目の前にはしゃがみこんだ男子生徒がいた。

3年生では見たことがない人だ。

ということは1、2年生なのだろう。

「ん〜?大丈夫?これいる?」

男子生徒がポケットから飴を取り出す。

コクっと頭を縦に振ると男子生徒はニコッと可愛い笑みで飴を私の手のひらに落とした。

飴を口に入れるとイチゴの甘い感じが口に広がる。

多分、イチゴミルク。

美味しい。

よく男子生徒を見てみる。

ふわふわそうな焦げ茶色の髪に真っ黒でキラキラしている大きな目。

顔は小さくとても可愛い。

多分、私より可愛い。

可愛いでは言い表せないほどの可愛さだ。

「あの、男子生徒さんの名前は?」

「んー秘密」

ニコッと笑うととても可愛くなる。私が健全な男子高校生ならば今すぐにでも襲いそうな可愛さだ。

「そうですか。では、学年は」

「2年だよ」

顔の隣で二つ指を立てる男子生徒。

カメラがあれば連写したいほどの可愛さである。

「ふむふむ、2年ですね。にねっ…ん………」

「ん?」

こ、この男子生徒は私の年下だと………

「で?君は?」

「ええっと、篠坂です。3年です」

男子生徒はクリクリとした大きな目をびっくりしたように大きくし「ええっ‼︎」と驚いている。
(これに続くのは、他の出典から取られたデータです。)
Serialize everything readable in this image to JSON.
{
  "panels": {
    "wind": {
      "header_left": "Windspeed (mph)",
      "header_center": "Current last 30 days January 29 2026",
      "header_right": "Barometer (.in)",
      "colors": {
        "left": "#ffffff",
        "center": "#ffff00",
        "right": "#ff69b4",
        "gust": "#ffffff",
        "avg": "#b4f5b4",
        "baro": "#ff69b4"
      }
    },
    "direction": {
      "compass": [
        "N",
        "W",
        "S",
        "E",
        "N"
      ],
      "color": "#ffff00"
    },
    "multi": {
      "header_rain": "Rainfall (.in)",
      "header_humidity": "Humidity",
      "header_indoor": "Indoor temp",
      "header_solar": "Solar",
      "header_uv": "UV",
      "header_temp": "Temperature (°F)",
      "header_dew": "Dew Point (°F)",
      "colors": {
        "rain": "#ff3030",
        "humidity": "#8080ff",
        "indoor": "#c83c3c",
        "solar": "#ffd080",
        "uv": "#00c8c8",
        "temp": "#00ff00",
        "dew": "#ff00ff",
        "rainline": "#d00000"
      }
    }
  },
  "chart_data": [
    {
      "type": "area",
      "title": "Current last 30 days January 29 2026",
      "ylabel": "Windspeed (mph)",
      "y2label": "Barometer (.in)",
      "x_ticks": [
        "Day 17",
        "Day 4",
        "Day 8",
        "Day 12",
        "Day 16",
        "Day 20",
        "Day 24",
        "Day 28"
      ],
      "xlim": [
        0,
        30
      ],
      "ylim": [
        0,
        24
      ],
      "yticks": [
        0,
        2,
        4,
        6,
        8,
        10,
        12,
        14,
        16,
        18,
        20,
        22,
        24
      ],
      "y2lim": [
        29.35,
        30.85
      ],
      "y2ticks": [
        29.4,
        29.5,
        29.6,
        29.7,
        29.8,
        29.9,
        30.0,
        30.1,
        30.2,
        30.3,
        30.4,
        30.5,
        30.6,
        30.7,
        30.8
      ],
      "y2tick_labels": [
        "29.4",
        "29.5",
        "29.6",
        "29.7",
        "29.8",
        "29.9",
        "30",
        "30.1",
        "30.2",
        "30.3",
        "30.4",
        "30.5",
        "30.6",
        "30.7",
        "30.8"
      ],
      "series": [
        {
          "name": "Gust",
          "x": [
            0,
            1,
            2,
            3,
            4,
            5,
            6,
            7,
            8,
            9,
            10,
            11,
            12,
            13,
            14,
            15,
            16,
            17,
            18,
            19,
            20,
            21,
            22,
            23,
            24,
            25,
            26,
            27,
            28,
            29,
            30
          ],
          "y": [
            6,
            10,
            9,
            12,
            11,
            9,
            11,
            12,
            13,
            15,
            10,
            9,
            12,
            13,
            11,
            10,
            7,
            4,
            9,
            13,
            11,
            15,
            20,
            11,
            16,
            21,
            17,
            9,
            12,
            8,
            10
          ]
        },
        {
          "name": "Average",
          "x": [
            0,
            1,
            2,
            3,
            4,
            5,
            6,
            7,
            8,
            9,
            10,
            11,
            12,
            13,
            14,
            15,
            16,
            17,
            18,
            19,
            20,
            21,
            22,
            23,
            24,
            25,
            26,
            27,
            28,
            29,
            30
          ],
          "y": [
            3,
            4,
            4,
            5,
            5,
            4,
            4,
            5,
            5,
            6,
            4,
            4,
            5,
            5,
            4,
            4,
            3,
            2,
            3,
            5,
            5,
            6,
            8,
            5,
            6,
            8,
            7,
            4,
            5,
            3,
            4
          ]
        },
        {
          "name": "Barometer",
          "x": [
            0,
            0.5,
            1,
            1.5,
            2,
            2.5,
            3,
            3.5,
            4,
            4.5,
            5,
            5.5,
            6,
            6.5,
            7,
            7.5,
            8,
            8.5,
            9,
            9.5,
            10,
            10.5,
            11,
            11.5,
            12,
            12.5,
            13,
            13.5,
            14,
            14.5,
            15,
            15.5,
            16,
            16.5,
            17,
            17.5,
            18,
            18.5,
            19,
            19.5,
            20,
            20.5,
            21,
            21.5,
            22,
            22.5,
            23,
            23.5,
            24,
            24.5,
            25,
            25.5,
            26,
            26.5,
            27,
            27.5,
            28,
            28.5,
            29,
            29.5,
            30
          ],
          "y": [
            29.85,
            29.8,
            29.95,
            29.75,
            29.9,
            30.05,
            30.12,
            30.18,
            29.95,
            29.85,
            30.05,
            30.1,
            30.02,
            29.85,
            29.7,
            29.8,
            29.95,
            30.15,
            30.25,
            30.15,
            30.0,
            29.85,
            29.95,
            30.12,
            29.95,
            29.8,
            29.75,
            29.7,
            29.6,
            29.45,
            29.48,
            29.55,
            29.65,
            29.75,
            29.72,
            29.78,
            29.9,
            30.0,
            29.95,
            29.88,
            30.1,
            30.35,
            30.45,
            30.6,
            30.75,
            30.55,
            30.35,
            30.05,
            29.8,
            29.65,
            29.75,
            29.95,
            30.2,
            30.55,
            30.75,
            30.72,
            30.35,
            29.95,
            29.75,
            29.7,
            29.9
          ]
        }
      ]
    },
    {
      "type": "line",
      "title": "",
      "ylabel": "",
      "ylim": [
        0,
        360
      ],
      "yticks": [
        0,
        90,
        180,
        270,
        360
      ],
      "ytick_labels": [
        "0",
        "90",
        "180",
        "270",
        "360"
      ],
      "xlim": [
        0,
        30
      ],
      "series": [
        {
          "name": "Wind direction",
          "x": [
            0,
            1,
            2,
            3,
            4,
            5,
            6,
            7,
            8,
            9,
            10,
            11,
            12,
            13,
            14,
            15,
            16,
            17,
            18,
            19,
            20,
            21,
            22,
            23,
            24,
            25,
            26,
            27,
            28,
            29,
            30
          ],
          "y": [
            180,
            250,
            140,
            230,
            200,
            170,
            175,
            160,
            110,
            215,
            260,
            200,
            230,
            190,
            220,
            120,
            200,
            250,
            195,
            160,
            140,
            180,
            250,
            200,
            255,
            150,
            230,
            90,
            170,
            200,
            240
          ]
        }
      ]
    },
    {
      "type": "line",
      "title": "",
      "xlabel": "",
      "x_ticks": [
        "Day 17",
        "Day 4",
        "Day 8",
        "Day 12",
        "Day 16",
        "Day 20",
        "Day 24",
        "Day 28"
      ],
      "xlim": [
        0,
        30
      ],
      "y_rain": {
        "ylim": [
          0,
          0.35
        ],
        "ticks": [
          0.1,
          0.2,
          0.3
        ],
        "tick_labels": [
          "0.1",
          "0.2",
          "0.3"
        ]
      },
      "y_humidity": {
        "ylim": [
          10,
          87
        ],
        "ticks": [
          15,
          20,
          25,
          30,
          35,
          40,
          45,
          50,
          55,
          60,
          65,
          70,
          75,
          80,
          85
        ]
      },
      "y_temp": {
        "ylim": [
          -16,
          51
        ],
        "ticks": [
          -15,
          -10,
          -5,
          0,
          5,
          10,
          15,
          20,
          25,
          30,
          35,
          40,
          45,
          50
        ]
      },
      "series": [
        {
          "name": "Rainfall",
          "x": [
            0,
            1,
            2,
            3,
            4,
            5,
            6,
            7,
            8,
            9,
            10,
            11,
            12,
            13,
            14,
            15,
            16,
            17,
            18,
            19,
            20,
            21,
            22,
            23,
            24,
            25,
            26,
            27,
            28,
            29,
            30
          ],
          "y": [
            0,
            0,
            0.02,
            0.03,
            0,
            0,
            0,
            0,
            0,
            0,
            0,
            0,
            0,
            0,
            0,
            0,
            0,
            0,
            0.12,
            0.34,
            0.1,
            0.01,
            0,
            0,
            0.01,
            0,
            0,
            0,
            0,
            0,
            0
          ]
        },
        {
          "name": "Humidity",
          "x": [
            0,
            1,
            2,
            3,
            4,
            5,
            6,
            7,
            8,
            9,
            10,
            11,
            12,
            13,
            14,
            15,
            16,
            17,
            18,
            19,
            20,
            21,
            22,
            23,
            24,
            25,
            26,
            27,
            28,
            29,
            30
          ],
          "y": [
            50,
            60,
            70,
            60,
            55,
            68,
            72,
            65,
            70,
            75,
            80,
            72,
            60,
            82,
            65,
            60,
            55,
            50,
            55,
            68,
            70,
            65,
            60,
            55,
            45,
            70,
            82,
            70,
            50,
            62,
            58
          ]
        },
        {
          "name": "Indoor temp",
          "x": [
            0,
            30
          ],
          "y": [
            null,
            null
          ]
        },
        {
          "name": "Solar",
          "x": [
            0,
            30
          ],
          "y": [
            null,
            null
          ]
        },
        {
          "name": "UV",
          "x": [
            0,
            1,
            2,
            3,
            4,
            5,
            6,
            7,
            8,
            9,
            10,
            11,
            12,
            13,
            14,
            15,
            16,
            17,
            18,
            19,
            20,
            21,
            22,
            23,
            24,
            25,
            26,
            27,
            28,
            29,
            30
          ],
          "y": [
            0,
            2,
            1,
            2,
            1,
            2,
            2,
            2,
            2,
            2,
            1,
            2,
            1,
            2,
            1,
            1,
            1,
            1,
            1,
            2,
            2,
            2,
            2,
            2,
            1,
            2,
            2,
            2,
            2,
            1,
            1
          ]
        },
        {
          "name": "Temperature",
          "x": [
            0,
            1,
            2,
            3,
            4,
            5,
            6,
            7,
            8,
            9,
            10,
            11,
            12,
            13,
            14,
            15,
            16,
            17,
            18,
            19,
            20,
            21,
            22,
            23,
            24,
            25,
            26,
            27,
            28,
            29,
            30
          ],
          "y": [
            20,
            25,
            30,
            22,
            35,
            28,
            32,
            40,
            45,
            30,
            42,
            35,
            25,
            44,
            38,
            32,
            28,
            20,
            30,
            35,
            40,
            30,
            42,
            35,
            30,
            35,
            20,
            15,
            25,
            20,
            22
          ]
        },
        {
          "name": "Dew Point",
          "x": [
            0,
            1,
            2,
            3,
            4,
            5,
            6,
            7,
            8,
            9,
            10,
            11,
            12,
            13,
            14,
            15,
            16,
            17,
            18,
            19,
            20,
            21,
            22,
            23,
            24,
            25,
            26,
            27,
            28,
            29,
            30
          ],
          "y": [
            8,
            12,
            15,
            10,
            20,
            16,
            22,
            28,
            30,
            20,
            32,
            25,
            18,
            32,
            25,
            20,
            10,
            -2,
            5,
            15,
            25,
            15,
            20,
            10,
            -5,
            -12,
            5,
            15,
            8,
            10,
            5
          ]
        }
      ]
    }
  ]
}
確かに私の身長は148cm。年下に見られても無理がない。

「じゃあ、篠坂先輩?」

「そうなんでしょうか?」

「そっか、先輩か………」

男子生徒は考えるようなポーズをとり、真顔になっている。

多分これは近寄ってはいけない雰囲気。

昼休みも後少しで終わるし、離れるか。

「では」

ぺこりとお辞儀をした後、駆け足で教室に戻る。

男子生徒が「え、ちょっと待っ………」と言っているのも聞こえなかった。

教室に駆け足で入り、机に座る。

息を整えた後、次の授業の用意をする。

そして、本を取り出し読む。

新しく買った本は片想いを煩わせる女の子の話だ。

甘酸っぱい青春を感じる。

最後はハッピーエンドで片想いからの両想いになるのだ。

私にとっては嫌な作品なのだが別に面白いからいい。

いつの間にかみんな教室に戻ってきた。

多分、もうすぐ予鈴がなるのだろう。


〈**〉


そういえば、そんなこともあったな。

なんて、数ヶ月前のことを思い出す。

正人に告白した日。男子生徒に慰めらた日。

腰まであった髪は胸の上らへんで切られている。

卒業式には泣いてる子がいっぱいだ。

私は泣けない。

何に泣けばいいかわからない。

泣き声の中、私は泣きもせずスタスタと家に帰った。

そういえば、男子生徒の名前、わかんないな。